Kelly pulled back slightly to look at him and to wipe her eyes. “They’re fools for letting you go.”

“Yeah, well, thanks, but—”

“You know, Max Bhagat would hire you in a heartbeat,” she said.

Tom smiled at her ferocity. “You want me to join the FBI?”

“Yeah,” Kelly said. “Yeah, Tom, I do. There are a lot of very bad people out there and you’re very good at catching them. If the Navy won’t let you do it as a SEAL, well, you’ll just have to do it some other way.”

“I still want to have kids. Let me rephrase—I want to get married and have kids.”

“Will you give me some time to think about that?”

Like he hadn’t already given her a few years? “Yeah,” Tom said. “I’ll give you twenty minutes.”

She laughed.

“Come on, we could go to Vegas,” he said. “This afternoon. Or we could schedule something small here on base. Betcha I can find someone to marry us tonight. That license upstairs is still good to go.”

On his birthday, Kelly had wanted to get him a new truck with some of the money she’d inherited from her father. Their financial situation continued to be a prickly spot for Tom, who had drawn the line at comingling their funds until after they were married. They were living together, sure, but this was his house and he was paying the bills. Which pissed Kelly off because not only had she received a huge amount of money on her father’s death, but she also pulled in a significantly higher salary as a pediatrician.

But Tom had a stubborn streak, too, and until she became his wife, there would be no
ours
as far as finances went. And even then, he was going to make her sign a prenup to protect her inheritance.

As part of his birthday negotiation, he’d told her he’d accept her gift of that truck
if
she went down to city hall with him and applied for a marriage license. They didn’t have to use it, they just had to have it.

So now it was in a file on the desk in his den, ready for Kelly to give in and make this thing between them legal.

“You know, you
could
give me more than twenty minutes to think about it, and we could spend the day doing something else.” She leaned back into the fruit, eating a piece of melon and licking her finger clean.

O-kay. Tom laughed, both at her amazing lack of subtlety
and
his own undeniable response. “Believe it or not, I’d really rather go to Vegas.”
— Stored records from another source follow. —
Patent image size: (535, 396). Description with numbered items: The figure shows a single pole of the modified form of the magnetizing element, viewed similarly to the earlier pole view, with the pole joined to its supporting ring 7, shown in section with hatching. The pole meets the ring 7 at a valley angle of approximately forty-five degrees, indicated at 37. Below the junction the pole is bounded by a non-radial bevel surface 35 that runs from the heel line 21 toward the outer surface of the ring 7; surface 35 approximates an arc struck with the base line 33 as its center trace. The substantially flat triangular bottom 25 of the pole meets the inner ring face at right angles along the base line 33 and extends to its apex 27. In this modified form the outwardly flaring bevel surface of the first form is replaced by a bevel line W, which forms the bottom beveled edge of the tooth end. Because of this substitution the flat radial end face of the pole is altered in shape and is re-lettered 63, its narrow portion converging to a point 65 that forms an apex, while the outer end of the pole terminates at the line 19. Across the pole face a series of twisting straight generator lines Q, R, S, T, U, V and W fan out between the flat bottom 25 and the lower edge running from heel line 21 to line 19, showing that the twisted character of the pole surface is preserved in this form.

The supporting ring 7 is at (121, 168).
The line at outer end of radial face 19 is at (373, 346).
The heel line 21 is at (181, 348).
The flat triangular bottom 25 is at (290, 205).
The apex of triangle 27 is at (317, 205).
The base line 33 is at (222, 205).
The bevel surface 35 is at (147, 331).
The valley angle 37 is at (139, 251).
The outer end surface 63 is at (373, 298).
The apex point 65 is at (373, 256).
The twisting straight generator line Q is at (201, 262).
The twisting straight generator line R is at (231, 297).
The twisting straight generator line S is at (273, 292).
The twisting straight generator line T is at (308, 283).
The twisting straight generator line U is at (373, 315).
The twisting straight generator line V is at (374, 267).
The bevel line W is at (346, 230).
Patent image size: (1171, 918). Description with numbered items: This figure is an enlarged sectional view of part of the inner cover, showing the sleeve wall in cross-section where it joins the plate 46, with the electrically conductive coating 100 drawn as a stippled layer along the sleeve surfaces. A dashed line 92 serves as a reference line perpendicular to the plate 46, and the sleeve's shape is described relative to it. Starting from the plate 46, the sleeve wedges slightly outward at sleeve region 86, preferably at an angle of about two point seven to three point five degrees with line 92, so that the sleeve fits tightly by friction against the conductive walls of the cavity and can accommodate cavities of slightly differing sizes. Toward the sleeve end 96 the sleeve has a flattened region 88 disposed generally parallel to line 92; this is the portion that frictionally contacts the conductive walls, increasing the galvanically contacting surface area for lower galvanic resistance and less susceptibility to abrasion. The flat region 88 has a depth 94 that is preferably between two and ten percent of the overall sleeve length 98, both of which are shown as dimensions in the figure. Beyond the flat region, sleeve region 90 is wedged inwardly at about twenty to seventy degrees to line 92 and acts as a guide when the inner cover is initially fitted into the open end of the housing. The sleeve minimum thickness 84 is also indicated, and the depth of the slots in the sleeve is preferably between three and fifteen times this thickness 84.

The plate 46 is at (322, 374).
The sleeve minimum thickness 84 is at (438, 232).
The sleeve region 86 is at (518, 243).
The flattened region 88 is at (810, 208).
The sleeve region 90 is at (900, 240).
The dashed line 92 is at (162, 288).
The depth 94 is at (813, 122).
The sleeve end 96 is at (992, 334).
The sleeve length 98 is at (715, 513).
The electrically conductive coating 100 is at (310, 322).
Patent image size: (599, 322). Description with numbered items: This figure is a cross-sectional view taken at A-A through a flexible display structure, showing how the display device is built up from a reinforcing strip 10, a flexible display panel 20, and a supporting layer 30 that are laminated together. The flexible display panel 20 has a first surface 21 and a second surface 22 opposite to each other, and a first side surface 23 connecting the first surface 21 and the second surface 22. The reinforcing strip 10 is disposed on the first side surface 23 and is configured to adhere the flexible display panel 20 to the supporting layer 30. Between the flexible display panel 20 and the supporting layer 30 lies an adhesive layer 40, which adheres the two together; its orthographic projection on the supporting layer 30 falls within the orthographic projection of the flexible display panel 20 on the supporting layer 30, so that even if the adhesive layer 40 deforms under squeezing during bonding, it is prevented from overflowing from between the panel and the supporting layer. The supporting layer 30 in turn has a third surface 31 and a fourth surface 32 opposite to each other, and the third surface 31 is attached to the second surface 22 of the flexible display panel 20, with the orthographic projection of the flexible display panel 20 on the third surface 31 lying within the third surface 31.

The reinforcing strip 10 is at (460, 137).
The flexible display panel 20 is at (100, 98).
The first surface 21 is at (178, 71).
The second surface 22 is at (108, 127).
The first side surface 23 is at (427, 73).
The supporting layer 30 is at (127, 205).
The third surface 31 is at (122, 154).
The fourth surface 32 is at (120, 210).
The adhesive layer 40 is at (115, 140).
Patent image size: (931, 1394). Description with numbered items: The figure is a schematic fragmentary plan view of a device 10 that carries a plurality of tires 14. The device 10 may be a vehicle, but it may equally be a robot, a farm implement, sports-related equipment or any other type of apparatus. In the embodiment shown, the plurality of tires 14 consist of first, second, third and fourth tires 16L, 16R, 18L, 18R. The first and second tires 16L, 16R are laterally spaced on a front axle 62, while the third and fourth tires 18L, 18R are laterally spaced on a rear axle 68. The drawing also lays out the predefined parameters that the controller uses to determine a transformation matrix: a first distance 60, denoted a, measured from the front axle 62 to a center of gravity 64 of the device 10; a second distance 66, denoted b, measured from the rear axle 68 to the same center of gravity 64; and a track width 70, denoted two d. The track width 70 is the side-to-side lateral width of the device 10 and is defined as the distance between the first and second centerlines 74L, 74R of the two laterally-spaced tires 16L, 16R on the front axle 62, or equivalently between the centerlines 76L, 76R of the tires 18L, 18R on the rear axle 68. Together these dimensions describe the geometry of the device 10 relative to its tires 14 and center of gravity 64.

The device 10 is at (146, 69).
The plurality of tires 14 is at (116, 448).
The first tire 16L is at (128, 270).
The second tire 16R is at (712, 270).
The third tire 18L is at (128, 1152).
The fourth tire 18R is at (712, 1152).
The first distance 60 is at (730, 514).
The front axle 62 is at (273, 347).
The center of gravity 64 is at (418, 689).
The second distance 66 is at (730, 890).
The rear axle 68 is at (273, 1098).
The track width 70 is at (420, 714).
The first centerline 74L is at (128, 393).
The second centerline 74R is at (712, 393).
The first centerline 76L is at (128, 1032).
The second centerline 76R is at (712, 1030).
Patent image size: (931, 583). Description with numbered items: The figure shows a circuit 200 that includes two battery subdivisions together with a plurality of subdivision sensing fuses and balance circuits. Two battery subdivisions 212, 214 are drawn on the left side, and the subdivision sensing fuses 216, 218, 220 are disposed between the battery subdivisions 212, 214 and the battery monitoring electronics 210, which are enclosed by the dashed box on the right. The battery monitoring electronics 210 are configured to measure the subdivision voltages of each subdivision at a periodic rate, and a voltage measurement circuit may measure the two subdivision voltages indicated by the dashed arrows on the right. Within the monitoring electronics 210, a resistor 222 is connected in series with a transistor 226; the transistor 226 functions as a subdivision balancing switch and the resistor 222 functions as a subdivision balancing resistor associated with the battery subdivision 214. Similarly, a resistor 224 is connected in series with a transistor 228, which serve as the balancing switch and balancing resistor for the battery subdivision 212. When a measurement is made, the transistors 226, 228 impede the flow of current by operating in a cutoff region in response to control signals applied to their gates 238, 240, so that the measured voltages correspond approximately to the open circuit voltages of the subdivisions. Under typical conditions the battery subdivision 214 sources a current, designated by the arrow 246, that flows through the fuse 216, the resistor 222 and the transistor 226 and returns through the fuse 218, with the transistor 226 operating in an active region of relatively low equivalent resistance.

She ate a piece of apple. “Really?”

“Really.”

She licked the juice from a chunk of orange. “
Right
now?”

Tom kissed her. He was, after all, human. “Yes.” Funny how he didn’t sound so convincing anymore.

“Not in five minutes?” She reached for him, unfastening his shorts.

He pulled back. A little. “Five minutes. And then we go to Vegas?”

“Five minutes,” she said, “and then we talk about this some more.”

Talking some more was a step in the right direction. Tom kissed her again, this time not on the mouth, and Kelly’s laughter quickly turned to a moan.

Oh, man, he loved peaches. And he loved knowing just where to touch and kiss her to drive her wild.

After living together for years, with their ridiculous schedules—as a pediatrician, Kelly had to go dashing out of the house at crazy hours even more often than Tom—they’d perfected the art of the quickie.

“Please!” Kelly shifted on the counter, then, oh baby, he was inside her.

And the doorbell rang.

“Shit!” Tom said.

“Ignore it,” she gasped. “They’ll go away.”

But the bell rang again. And again.

And again.

Double shit. Whoever was out there no doubt had seen both of their cars in the driveway.

Kelly, of course, liked it. Devil woman that she was, she got off on the possibility of discovery. She actually enjoyed the idea of people standing on the front steps, wondering where they were, checking their watches, while Tom was buried deeply inside of her.